I'm Phil McCaffrey, a local tutor and teacher who specializes in college prep. Welcome to my Patch Education Blog.
Many students and parents have asked me about taking the ACT verses the SAT. This is the first in a series of blogs about the two tests.
In years past mid-western students mostly took the ACT out of Des Moines, Iowa. East coast and west coast students took the SAT out of New York. Millions of high school students take both tests. They picked which test to take based on where the college was located. If you applied to The University of Pennsylvania in Philadelphia, you took the SAT. But if you applied to Washington Unveristy in St. Louis, you took the ACT.
The SAT was the dominate player in the test prep market for 100 years with more students registering and taking the SAT. But last year a strange thing occured, more students took the ACT than the SAT. There are several reasons.
The explosion in college admissions is the primary reason. More students apply to college now than ever before. And more students apply to multiple schools. It is not unusual for a student to apply to a dozen schools. Students want, no, need an edge to get in to their top choice. So many have decided to take both tests and see which one makes them a better candidate.
East coast schools have started treating the ACT as the SAT's equal.
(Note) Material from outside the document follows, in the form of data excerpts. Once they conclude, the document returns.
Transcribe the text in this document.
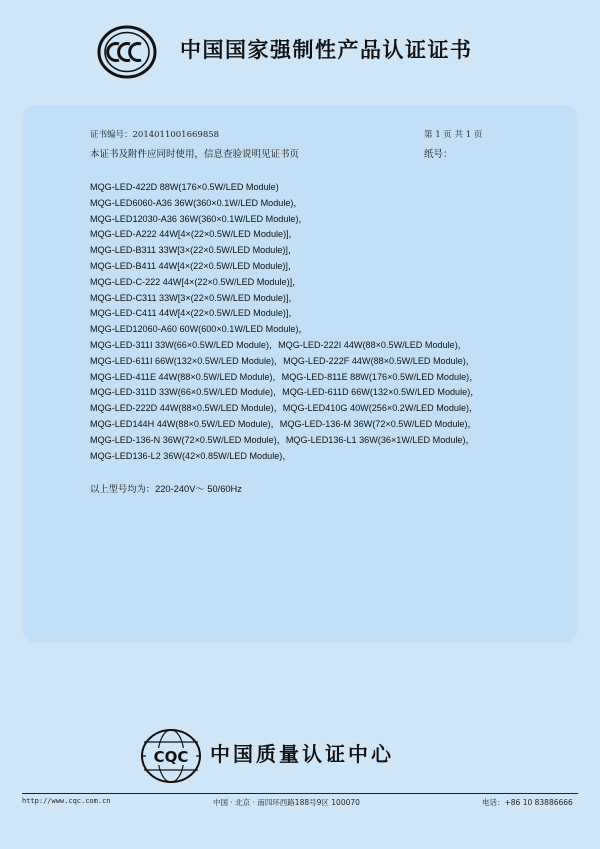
中国国家强制性产品认证证书
证书编号：2014011001669858	第 1 页 共 1 页
本证书及附件应同时使用，信息查验说明见证书页	纸号：
MQG-LED-422D 88W(176×0.5W/LED Module)
MQG-LED6060-A36 36W(360×0.1W/LED Module)，
MQG-LED12030-A36 36W(360×0.1W/LED Module)，
MQG-LED-A222 44W[4×(22×0.5W/LED Module)]，
MQG-LED-B311 33W[3×(22×0.5W/LED Module)]，
MQG-LED-B411 44W[4×(22×0.5W/LED Module)]，
MQG-LED-C-222 44W[4×(22×0.5W/LED Module)]，
MQG-LED-C311 33W[3×(22×0.5W/LED Module)]，
MQG-LED-C411 44W[4×(22×0.5W/LED Module)]，
MQG-LED12060-A60 60W(600×0.1W/LED Module)，
MQG-LED-311I 33W(66×0.5W/LED Module)，MQG-LED-222I 44W(88×0.5W/LED Module)，
MQG-LED-611I 66W(132×0.5W/LED Module)，MQG-LED-222F 44W(88×0.5W/LED Module)，
MQG-LED-411E 44W(88×0.5W/LED Module)，MQG-LED-811E 88W(176×0.5W/LED Module)，
MQG-LED-311D 33W(66×0.5W/LED Module)，MQG-LED-611D 66W(132×0.5W/LED Module)，
MQG-LED-222D 44W(88×0.5W/LED Module)，MQG-LED410G 40W(256×0.2W/LED Module)，
MQG-LED144H 44W(88×0.5W/LED Module)，MQG-LED-136-M 36W(72×0.5W/LED Module)，
MQG-LED-136-N 36W(72×0.5W/LED Module)，MQG-LED136-L1 36W(36×1W/LED Module)，
MQG-LED136-L2 36W(42×0.85W/LED Module)，
以上型号均为：220-240V～ 50/60Hz
CQC 中国质量认证中心
http://www.cqc.com.cn	中国 · 北京 · 南四环西路188号9区 100070	电话：+86 10 83886666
Not too far from Pittsburgh is the SAT/ACT border. Students in Ohio take the ACT, mostly. Here students take the SAT. Since schools take both, students do as well.
The ACT has a reputation as being "easier" than the SAT. But easier is a relative term. What is easier to one student is not to another. There are structure and content differences, but one is not easier than the other across the board. I'll blog on the structure and how to decide which to take.
Because of the nasty reputation of the SAT, I think more students in traditional SAT turf are turning to the ACT as an option. Whereas the traditional ACT areas are quite pleased with their more "friendly" test and say no thank you to the SAT.